Klobuchar opened on introductions that segued into a story about her first time in the White House, during the Clinton administration, when she was a district attorney in Minnesota. She was set to introduce the then-President Bill Clinton at an event, and almost walked on stage (in his moment) to the tune of “Hail to the Chief,” the presidential anthem.
“I start walking in and all of a sudden I feel this big hand on my shoulder and this voice says, ‘I know you’re going to do great out there, but when they play that song, I usually go first,’” Klobuchar remembers President Clinton saying. “I can tell you, Arkansas Democrats,” Klobuchar says behind a grin. “That may have been my first time in the White House, but it won’t be my last.”
Beneath the laughs and cheers that this story achieved, the stage was set. Klobuchar carried an animation and humanity that is not always evident on the debate stage or in front of a camera. She seemed to be in her element in this intimate, southern atmosphere.
Perhaps, for good reason. A common theme of her half-hour speech was the comparison between the voter demographics of Minnesota and Arkansas and correlating that this makes her the right choice for Arkansans. If nothing else, the night made it apparent why she is so popular in Minnesota, even in the rural areas.
She spoke of her family history as the granddaughter of a miner, the daughter of a teacher and a newspaperman, the first woman elected to the U.S. Senate from the state of Minnesota and now a presidential candidate for a major party. “That’s what the shared dreams of this country are about,” she went on to say. “The simple idea that no matter where you come from, or what you look like, or who you know, or who you love or where you worship, that you can make it in the United States of America.”
When she came back around to the topic she had talked about earlier in the day, gun reform, she made a point to emphasize her voice, and how she was not talking about it in “New York,” or in “Minneapolis,” but rather, in rural America. “Because you, like my state, have a rich tradition of hunting, right?” she posited.
She talked about the importance of rural broadband and rural hospitals, two topics of conversation that Arkansans know well.
On healthcare (the most divisive topic among democrats), she made no surprises by staking her flag on the public option side of the debate and said that she would do it “right away,” theoretically utilizing it as a stepping stone for medicare for all. Essentially, a public option would provide Americans the choice to either buy into government-run health insurance or keep their private insurance plan. Not so different from our K-12 education system.

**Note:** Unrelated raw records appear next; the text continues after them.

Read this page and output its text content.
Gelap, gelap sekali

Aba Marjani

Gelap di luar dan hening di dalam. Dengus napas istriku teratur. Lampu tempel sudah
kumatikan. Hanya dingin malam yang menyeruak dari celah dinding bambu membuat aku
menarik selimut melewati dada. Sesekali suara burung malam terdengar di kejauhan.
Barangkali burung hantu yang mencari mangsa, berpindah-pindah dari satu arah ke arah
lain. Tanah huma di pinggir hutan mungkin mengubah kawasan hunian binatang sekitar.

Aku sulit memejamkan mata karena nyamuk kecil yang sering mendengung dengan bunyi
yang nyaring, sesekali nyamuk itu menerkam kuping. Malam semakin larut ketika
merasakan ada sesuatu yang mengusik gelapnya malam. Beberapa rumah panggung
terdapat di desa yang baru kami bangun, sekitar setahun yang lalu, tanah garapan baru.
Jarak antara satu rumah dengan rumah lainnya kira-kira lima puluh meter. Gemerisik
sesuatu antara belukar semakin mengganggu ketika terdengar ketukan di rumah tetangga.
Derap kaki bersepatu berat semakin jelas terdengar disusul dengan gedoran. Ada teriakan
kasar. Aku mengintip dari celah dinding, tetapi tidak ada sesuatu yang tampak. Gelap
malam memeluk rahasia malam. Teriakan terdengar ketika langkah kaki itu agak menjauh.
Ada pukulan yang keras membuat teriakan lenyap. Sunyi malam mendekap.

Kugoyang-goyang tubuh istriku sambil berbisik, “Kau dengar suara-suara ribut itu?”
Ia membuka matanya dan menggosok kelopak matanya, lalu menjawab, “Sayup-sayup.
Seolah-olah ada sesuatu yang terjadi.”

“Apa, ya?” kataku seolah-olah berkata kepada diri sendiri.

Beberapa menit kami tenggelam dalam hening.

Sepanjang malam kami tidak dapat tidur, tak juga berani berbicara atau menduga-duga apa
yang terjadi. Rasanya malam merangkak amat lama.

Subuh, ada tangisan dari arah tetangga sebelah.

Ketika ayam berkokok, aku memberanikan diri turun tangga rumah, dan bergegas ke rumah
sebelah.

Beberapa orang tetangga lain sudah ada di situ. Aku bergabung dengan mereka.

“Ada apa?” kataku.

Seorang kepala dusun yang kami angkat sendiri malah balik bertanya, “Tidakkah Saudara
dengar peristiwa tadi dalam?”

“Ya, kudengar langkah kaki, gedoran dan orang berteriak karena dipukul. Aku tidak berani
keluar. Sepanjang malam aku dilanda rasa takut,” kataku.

There were many other surfaces of policy that the senator touched on throughout the evening, including: the importance of community college, automatic voter registration at age 18 for all American citizens, Trump criticisms, climate change talk and overturning Citizens United, among other things.
She closed the night with another messaging story, this one of her husband. The third of three brothers, she tells, he was always the quiet one and as a child was accidentally left behind at a gas station on a family vacation. “When I lead your ticket,” Klobuchar promises. “We will not leave Arkansas and the heartland behind at the gas station.”